Over the last couple of years, as we have witnessed a growing number of bank mergers and acquisitions (M&As), federal bank regulators increasingly have issued conditional approvals that require banks to develop and implement Community Reinvestment Act (CRA) plans. The CRA is a federal law that encourages depository institutions insured by the Federal Deposit Insurance Corporation (FDIC), such as national banks and savings associations and state-chartered commercial and savings banks, to serve the financial and credit needs of all communities in which they are chartered, including low- and moderate-income (LMI) people and communities.

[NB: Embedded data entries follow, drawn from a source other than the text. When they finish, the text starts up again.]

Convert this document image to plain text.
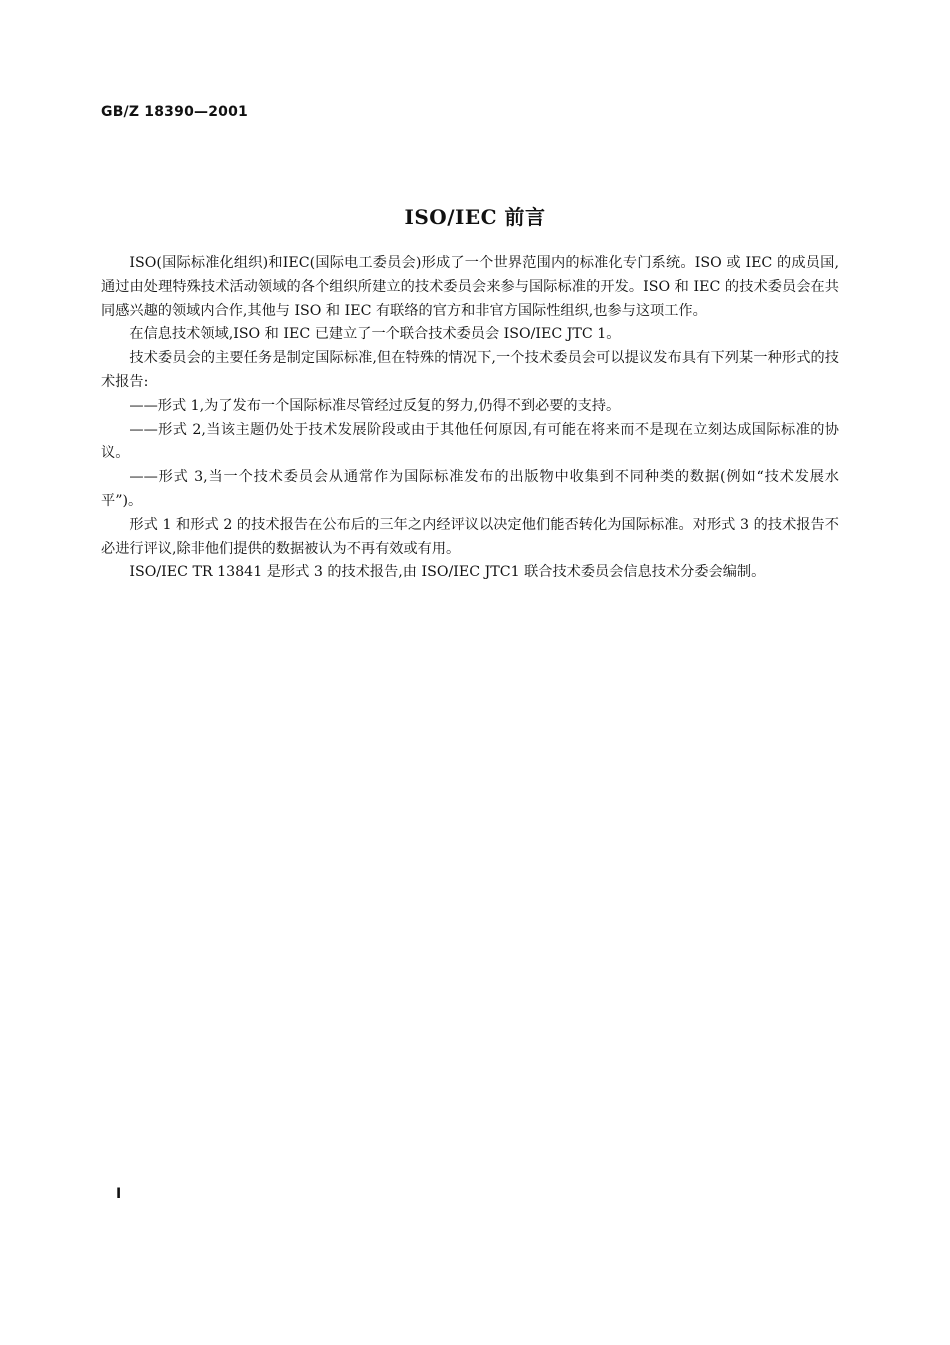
GB/Z 18390—2001
ISO/IEC 前言

ISO(国际标准化组织)和IEC(国际电工委员会)形成了一个世界范围内的标准化专门系统。ISO 或 IEC 的成员国,通过由处理特殊技术活动领域的各个组织所建立的技术委员会来参与国际标准的开发。ISO 和 IEC 的技术委员会在共同感兴趣的领域内合作,其他与 ISO 和 IEC 有联络的官方和非官方国际性组织,也参与这项工作。

在信息技术领域,ISO 和 IEC 已建立了一个联合技术委员会 ISO/IEC JTC 1。

技术委员会的主要任务是制定国际标准,但在特殊的情况下,一个技术委员会可以提议发布具有下列某一种形式的技术报告:

——形式 1,为了发布一个国际标准尽管经过反复的努力,仍得不到必要的支持。

——形式 2,当该主题仍处于技术发展阶段或由于其他任何原因,有可能在将来而不是现在立刻达成国际标准的协议。

——形式 3,当一个技术委员会从通常作为国际标准发布的出版物中收集到不同种类的数据(例如“技术发展水平”)。

形式 1 和形式 2 的技术报告在公布后的三年之内经评议以决定他们能否转化为国际标准。对形式 3 的技术报告不必进行评议,除非他们提供的数据被认为不再有效或有用。

ISO/IEC TR 13841 是形式 3 的技术报告,由 ISO/IEC JTC1 联合技术委员会信息技术分委会编制。

I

The growing use of conditional approvals is a very positive development and one which provides opportunities for community groups serving LMI people and communities and other underserved populations, such as people with disabilities, to share information about community needs and to request that the CRA plans include specific kinds and levels of lending, investments, products, and services to meet those needs. When CRA plans are required as a condition of the approval, the regulator retains jurisdiction to ensure that banks follow through.
The National Community Reinvestment Coalition (NCRC) and its members have lead several recent efforts to obtain conditional approvals and negotiate strong CRA plans, including plans developed in connection with the Key Bank acquisition of First Niagara and the Huntington Bank acquisition of First Merit. Those CRA plans will result in $16.5 billion and $16 billion, respectively, in lending, investments, and retail services to LMI communities.
NCRC members have also advocated for conditional approvals of M&As and negotiated CRA plans with smaller banks in various regions across the country. For example, California Reinvestment Coalition (CRC) and other NCRC members convinced the Office of the Comptroller of the Currency (OCC) to issue a conditional approval in 2015 of CIT’s merger into One West Bank, which requires CIT to develop and implement a CRA plan with community input. In that case, however, community leaders were not satisfied that the plan put forth by CIT adequately reflected community input. The Metropolitan St. Louis Equal Housing and Community Reinvestment Alliance and Woodstock Institute obtained a conditional approval in 2014 from the Federal Reserve of the Effingham, Illinois-based Midland States Bank acquisition of Heartland Bank, which not only incorporates a strong CRA plan but also requires the bank to establish a branch in an underserved, predominantly African American neighborhood of St, Louis, a loan office in the St. Louis region, and a branch in Joliet, Illinois. Those CRA plans will result in $16.5 billion and $16.1 billion, respectively, in lending, investments, and retail services to LMI communities.
More recently, the OCC issued a conditional approval in July 2016 of MB Financial’s acquisition of American Chartered in Illinois, which requires MB to develop a CRA plan with community input by October 19, 2016. Woodstock Institute and over a dozen Midwest community groups have repeatedly requested an opportunity to meet with MB Financial to provide input about community needs for its CRA plan but, to date, MB has refused to meet.
Woodstock Institute applauds the OCC, Federal Reserve, and FDIC for their efforts to require strong CRA plans with community input and measurable outcomes for serving the needs of LMI people and communities. In cases where banks put forth weak CRA plans that do not reflect community input, this may indicate poor management by bank leadership. In such cases, we expect the regulators to hold the bank management’s feet to the fire.